What is the intention of RhinoCommon's nuget versioning?

Hi there, I just have a question about RhinoCommon’s nuget package versioning. I’m working on a C# plugin, and I’ve noticed that in certain situations–like for instance you use WPF in the plugin project–if RhinoCommon.dll is in the output directory next to the plugin .rhp, when Rhino loads the plugin it will show an error message directing you to not put RhinoCommon there. This seem to prevent Rhino from linking to the actual nuget package .dll and instead linking to the RhinoCommon.dll found in Rhino’s installation directory. What then is the purpose of the various versions of the RhinoCommon nuget package?
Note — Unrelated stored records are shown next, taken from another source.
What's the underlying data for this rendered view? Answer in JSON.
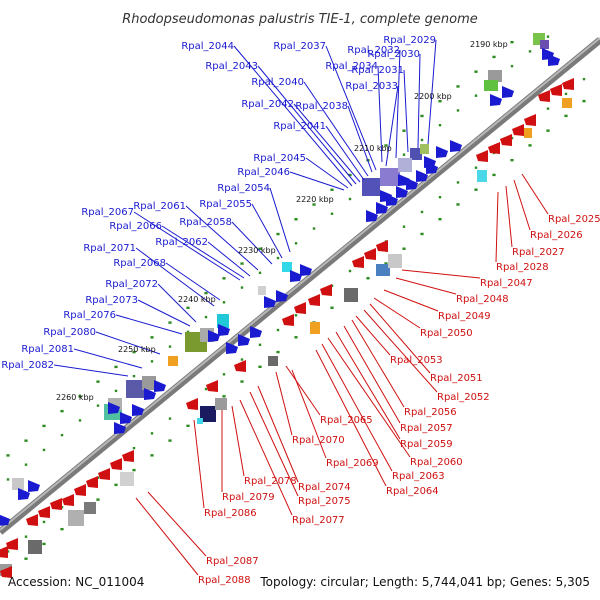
{
  "header": {
    "title": "Rhodopseudomonas palustris TIE-1, complete genome"
  },
  "footer": {
    "accession": "Accession: NC_011004",
    "summary": "Topology: circular; Length: 5,744,041 bp; Genes: 5,305"
  },
  "colors": {
    "forward_gene": "#1a1ad0",
    "reverse_gene": "#d01010",
    "backbone": "#7a7a7a",
    "tick": "#2e8b22"
  },
  "kbp_ticks": [
    "2190 kbp",
    "2200 kbp",
    "2210 kbp",
    "2220 kbp",
    "2230 kbp",
    "2240 kbp",
    "2250 kbp",
    "2260 kbp"
  ],
  "forward_genes": [
    "Rpal_2029",
    "Rpal_2030",
    "Rpal_2031",
    "Rpal_2032",
    "Rpal_2033",
    "Rpal_2034",
    "Rpal_2037",
    "Rpal_2038",
    "Rpal_2040",
    "Rpal_2041",
    "Rpal_2042",
    "Rpal_2043",
    "Rpal_2044",
    "Rpal_2045",
    "Rpal_2046",
    "Rpal_2054",
    "Rpal_2055",
    "Rpal_2058",
    "Rpal_2061",
    "Rpal_2062",
    "Rpal_2066",
    "Rpal_2067",
    "Rpal_2068",
    "Rpal_2071",
    "Rpal_2072",
    "Rpal_2073",
    "Rpal_2076",
    "Rpal_2080",
    "Rpal_2081",
    "Rpal_2082"
  ],
  "reverse_genes": [
    "Rpal_2025",
    "Rpal_2026",
    "Rpal_2027",
    "Rpal_2028",
    "Rpal_2047",
    "Rpal_2048",
    "Rpal_2049",
    "Rpal_2050",
    "Rpal_2051",
    "Rpal_2052",
    "Rpal_2053",
    "Rpal_2056",
    "Rpal_2057",
    "Rpal_2059",
    "Rpal_2060",
    "Rpal_2063",
    "Rpal_2064",
    "Rpal_2065",
    "Rpal_2069",
    "Rpal_2070",
    "Rpal_2074",
    "Rpal_2075",
    "Rpal_2077",
    "Rpal_2078",
    "Rpal_2079",
    "Rpal_2086",
    "Rpal_2087",
    "Rpal_2088"
  ]
}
What I suspect is that the nuget package’s RhinoCommon.dll is basically treated as a “header”, showing what classes and methods are available in RhinoCommon, but never actually being linked to during execution. This suggests that the nuget RhinoCommon version doesn’t really matter for actual behaviour of the plugin. Is this the case?
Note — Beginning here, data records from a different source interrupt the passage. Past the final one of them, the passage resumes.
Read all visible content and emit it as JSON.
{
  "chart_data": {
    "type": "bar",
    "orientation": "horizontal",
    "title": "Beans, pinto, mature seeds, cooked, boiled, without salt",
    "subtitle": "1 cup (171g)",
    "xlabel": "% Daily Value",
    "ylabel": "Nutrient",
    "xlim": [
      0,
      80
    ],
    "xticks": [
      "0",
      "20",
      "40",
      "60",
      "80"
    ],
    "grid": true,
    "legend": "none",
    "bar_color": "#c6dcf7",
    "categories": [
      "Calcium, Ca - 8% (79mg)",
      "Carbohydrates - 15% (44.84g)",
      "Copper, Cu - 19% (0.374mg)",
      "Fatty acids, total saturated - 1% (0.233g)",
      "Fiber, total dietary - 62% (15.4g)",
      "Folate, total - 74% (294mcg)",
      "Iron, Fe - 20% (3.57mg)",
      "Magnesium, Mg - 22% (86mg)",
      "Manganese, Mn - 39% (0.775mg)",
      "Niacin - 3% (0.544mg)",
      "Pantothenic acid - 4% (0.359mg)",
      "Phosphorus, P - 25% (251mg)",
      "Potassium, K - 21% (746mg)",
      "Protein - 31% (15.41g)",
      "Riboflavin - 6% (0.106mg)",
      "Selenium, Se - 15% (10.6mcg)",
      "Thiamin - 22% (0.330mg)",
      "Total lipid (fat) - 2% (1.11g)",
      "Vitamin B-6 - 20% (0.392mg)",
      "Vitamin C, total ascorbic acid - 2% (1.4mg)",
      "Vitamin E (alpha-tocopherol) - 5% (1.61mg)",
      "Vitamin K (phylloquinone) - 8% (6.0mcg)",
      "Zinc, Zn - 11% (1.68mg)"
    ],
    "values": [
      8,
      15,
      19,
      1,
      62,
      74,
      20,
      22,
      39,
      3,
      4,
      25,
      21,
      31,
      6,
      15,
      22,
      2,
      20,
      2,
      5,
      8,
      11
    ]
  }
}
Now what I’m wondering about is the following situation. Suppose we’re dealing with two different minor versions of Rhino8: Rhino.8.A and Rhino.8.B, where B is newer than A (A < B). Suppose I develop a plugin and test it using Rhino8.A and then someone with a newer install of Rhino8.B uses it. Is there the possibility that the plugin might have different behaviour/just not work? Or is RhinoCommon consistent between minor versions?

Minor releases, or service releases as we call them, may introduce newer API. APIs otherwise are consistent for the duration of the whole major version cycle.
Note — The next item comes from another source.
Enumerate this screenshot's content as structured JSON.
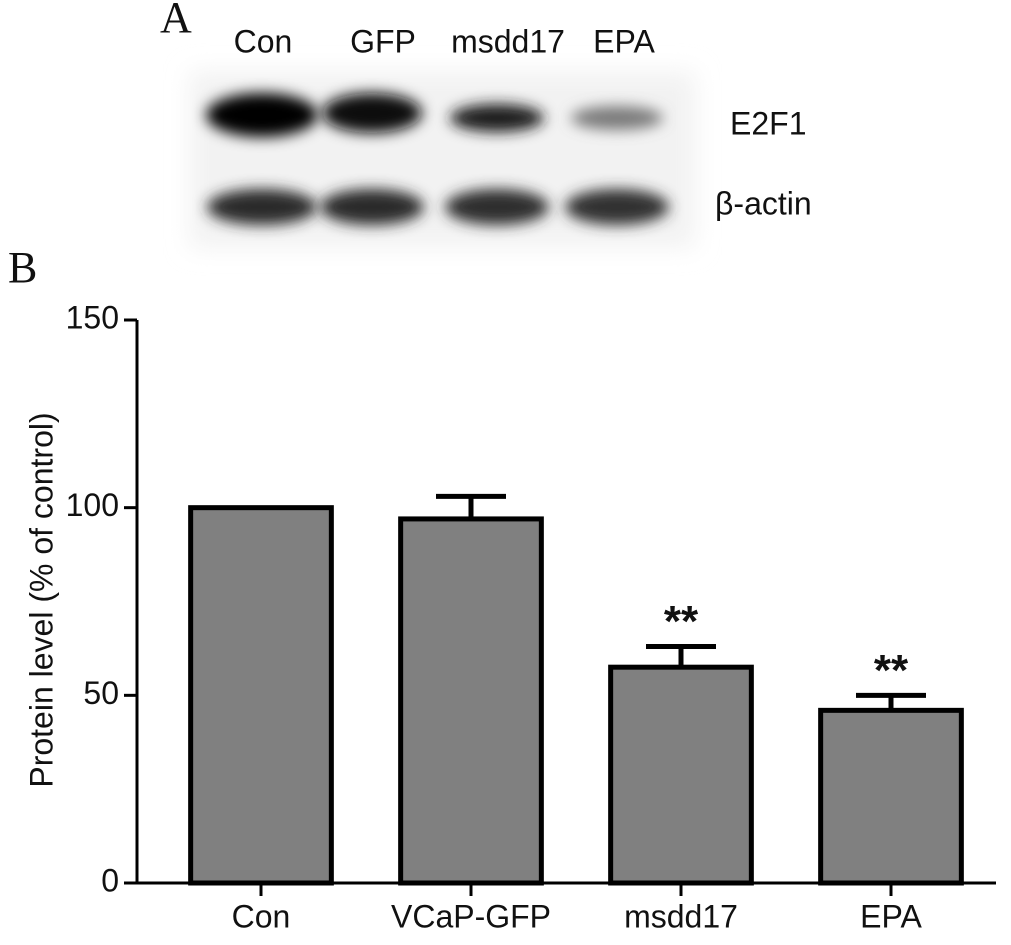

Behavior may change if bugs get fixed in code fronted by the API, but the plug-in should continue to work just fine. You should use the oldest possible service release where necessary, but have users of your plug-in update to newer when issues in Rhino get fixed. Especially when you find that API that you use has received fixes your plug-in relies on. The minimum version you build against is what the users of your plug-in will have to install, or later.